Dr Michael was appointed Commissioner of Main Roads in 1991 and held the position for over six years. In addition to his contributions to the Main Roads department, Dr Michael has been Public Service Commissioner, Chancellor of UWA, Chair of the East Perth Redevelopment Authority and Governor of Western Australia.
Dr Sudhakar Rao
Dr Sudhakar Rao is a well-respected trauma surgeon who has studied and worked world wide and is a Fellow of the Royal Australasian College of Surgeons. He is a passionate champion for many, tirelessly commentating, advocating and collaborating with not for profits, governments and the media, in an effort to reduce the incidence and severity of injuries, especially from road trauma.
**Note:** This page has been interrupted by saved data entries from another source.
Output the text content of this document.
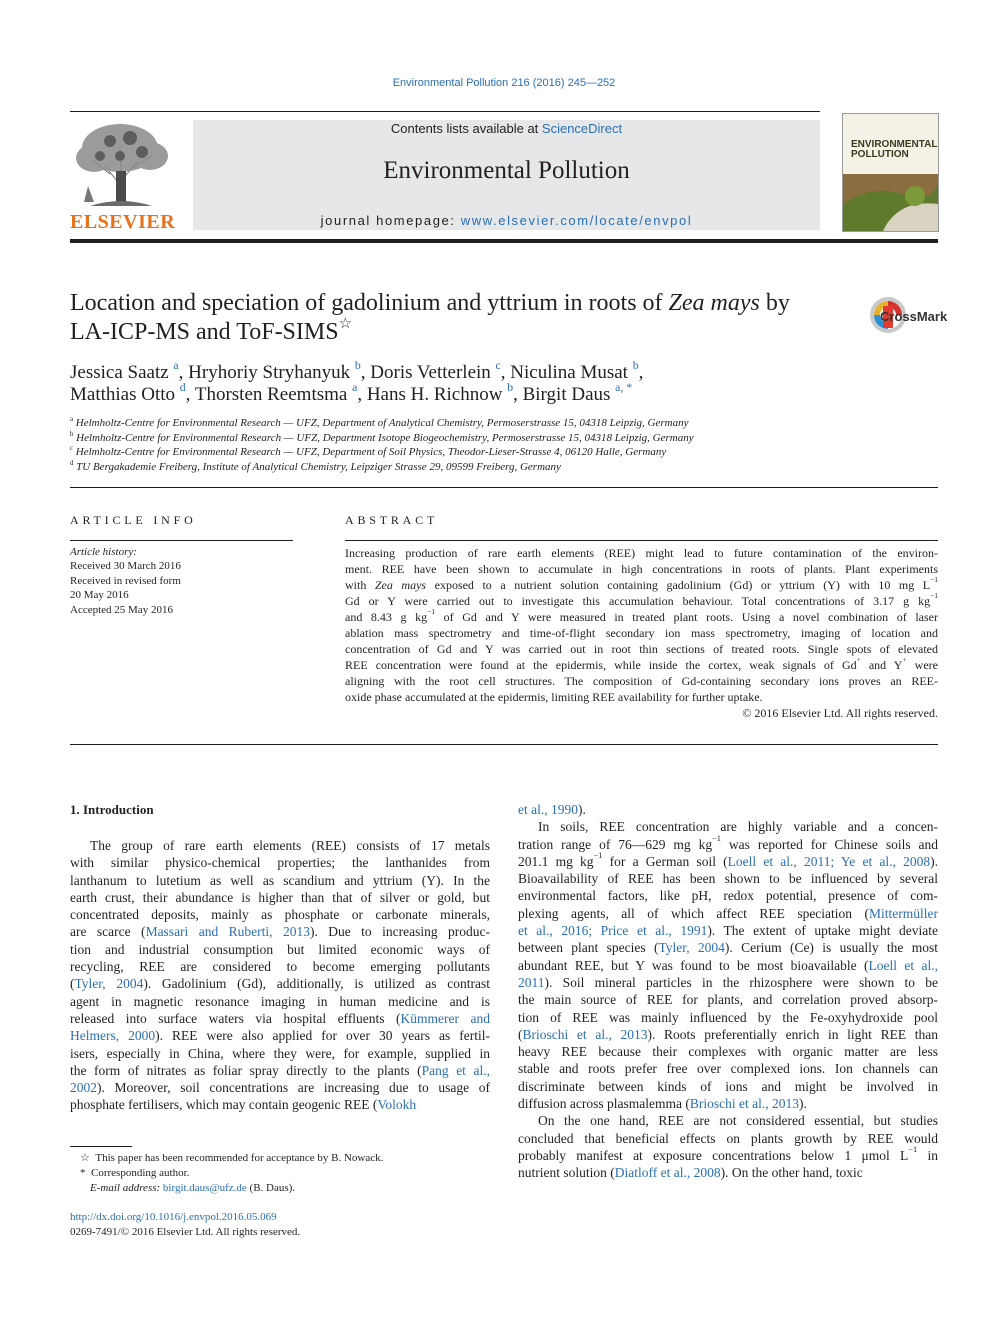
Environmental Pollution 216 (2016) 245—252
ELSEVIER
Contents lists available at ScienceDirect
Environmental Pollution
journal homepage: www.elsevier.com/locate/envpol
ENVIRONMENTAL POLLUTION
Location and speciation of gadolinium and yttrium in roots of Zea mays by LA-ICP-MS and ToF-SIMS☆	CrossMark
Jessica Saatz $^a$, Hryhoriy Stryhanyuk $^b$, Doris Vetterlein $^c$, Niculina Musat $^b$,
Matthias Otto $^d$, Thorsten Reemtsma $^a$, Hans H. Richnow $^b$, Birgit Daus $^{a, *}$
$^a$ Helmholtz-Centre for Environmental Research — UFZ, Department of Analytical Chemistry, Permoserstrasse 15, 04318 Leipzig, Germany
$^b$ Helmholtz-Centre for Environmental Research — UFZ, Department Isotope Biogeochemistry, Permoserstrasse 15, 04318 Leipzig, Germany
$^c$ Helmholtz-Centre for Environmental Research — UFZ, Department of Soil Physics, Theodor-Lieser-Strasse 4, 06120 Halle, Germany
$^d$ TU Bergakademie Freiberg, Institute of Analytical Chemistry, Leipziger Strasse 29, 09599 Freiberg, Germany
ARTICLE INFO	ABSTRACT
Article history:
Received 30 March 2016
Received in revised form
20 May 2016
Accepted 25 May 2016
Increasing production of rare earth elements (REE) might lead to future contamination of the environ-
ment. REE have been shown to accumulate in high concentrations in roots of plants. Plant experiments
with Zea mays exposed to a nutrient solution containing gadolinium (Gd) or yttrium (Y) with 10 mg $L^{-1}$
Gd or Y were carried out to investigate this accumulation behaviour. Total concentrations of 3.17 g $kg^{-1}$
and 8.43 g $kg^{-1}$ of Gd and Y were measured in treated plant roots. Using a novel combination of laser
ablation mass spectrometry and time-of-flight secondary ion mass spectrometry, imaging of location and
concentration of Gd and Y was carried out in root thin sections of treated roots. Single spots of elevated
REE concentration were found at the epidermis, while inside the cortex, weak signals of Gd+ and Y+ were
aligning with the root cell structures. The composition of Gd-containing secondary ions proves an REE-
oxide phase accumulated at the epidermis, limiting REE availability for further uptake.
© 2016 Elsevier Ltd. All rights reserved.
1. Introduction
The group of rare earth elements (REE) consists of 17 metals
with similar physico-chemical properties; the lanthanides from
lanthanum to lutetium as well as scandium and yttrium (Y). In the
earth crust, their abundance is higher than that of silver or gold, but
concentrated deposits, mainly as phosphate or carbonate minerals,
are scarce (Massari and Ruberti, 2013). Due to increasing produc-
tion and industrial consumption but limited economic ways of
recycling, REE are considered to become emerging pollutants
(Tyler, 2004). Gadolinium (Gd), additionally, is utilized as contrast
agent in magnetic resonance imaging in human medicine and is
released into surface waters via hospital effluents (Kümmerer and
Helmers, 2000). REE were also applied for over 30 years as fertil-
isers, especially in China, where they were, for example, supplied in
the form of nitrates as foliar spray directly to the plants (Pang et al.,
2002). Moreover, soil concentrations are increasing due to usage of
phosphate fertilisers, which may contain geogenic REE (Volokh
et al., 1990).
In soils, REE concentration are highly variable and a concen-
tration range of 76—629 mg $kg^{-1}$ was reported for Chinese soils and
201.1 mg $kg^{-1}$ for a German soil (Loell et al., 2011; Ye et al., 2008).
Bioavailability of REE has been shown to be influenced by several
environmental factors, like pH, redox potential, presence of com-
plexing agents, all of which affect REE speciation (Mittermüller
et al., 2016; Price et al., 1991). The extent of uptake might deviate
between plant species (Tyler, 2004). Cerium (Ce) is usually the most
abundant REE, but Y was found to be most bioavailable (Loell et al.,
2011). Soil mineral particles in the rhizosphere were shown to be
the main source of REE for plants, and correlation proved absorp-
tion of REE was mainly influenced by the Fe-oxyhydroxide pool
(Brioschi et al., 2013). Roots preferentially enrich in light REE than
heavy REE because their complexes with organic matter are less
stable and roots prefer free over complexed ions. Ion channels can
discriminate between kinds of ions and might be involved in
diffusion across plasmalemma (Brioschi et al., 2013).
On the one hand, REE are not considered essential, but studies
concluded that beneficial effects on plants growth by REE would
probably manifest at exposure concentrations below 1 μmol $L^{-1}$ in
nutrient solution (Diatloff et al., 2008). On the other hand, toxic
☆  This paper has been recommended for acceptance by B. Nowack.
*  Corresponding author.
E-mail address: birgit.daus@ufz.de (B. Daus).
http://dx.doi.org/10.1016/j.envpol.2016.05.069
0269-7491/© 2016 Elsevier Ltd. All rights reserved.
During his time as the State Director of Trauma Services in WA, based at Royal Perth Hospital (RPH), Dr Rao was responsible for establishing the State Major Trauma Service (together with other clinicians and ambulance service) to provide state of the art emergency, trauma and critical care for those with complex and critical injuries. He was also responsible for establishing RPH Trauma registry (in 1995) and the State Trauma Registry.
Dr Rao has also played a key role in many other road trauma prevention initiatives including establishing the Prevent Alcohol and Risk-related Trauma in Youth (PARTY) program at RPH, assisting with the development of the Road Trauma Support WA service and volunteering his time as the narrator at the award-winning annual RAC bstreetsmart event for secondary school students which enacts the aftermath of a crash scene and shows the direct impact a road trauma incident can have on those involved.
He is an outstanding leader of our community for his care, passionate and unwavering advocacy and professionalism for all.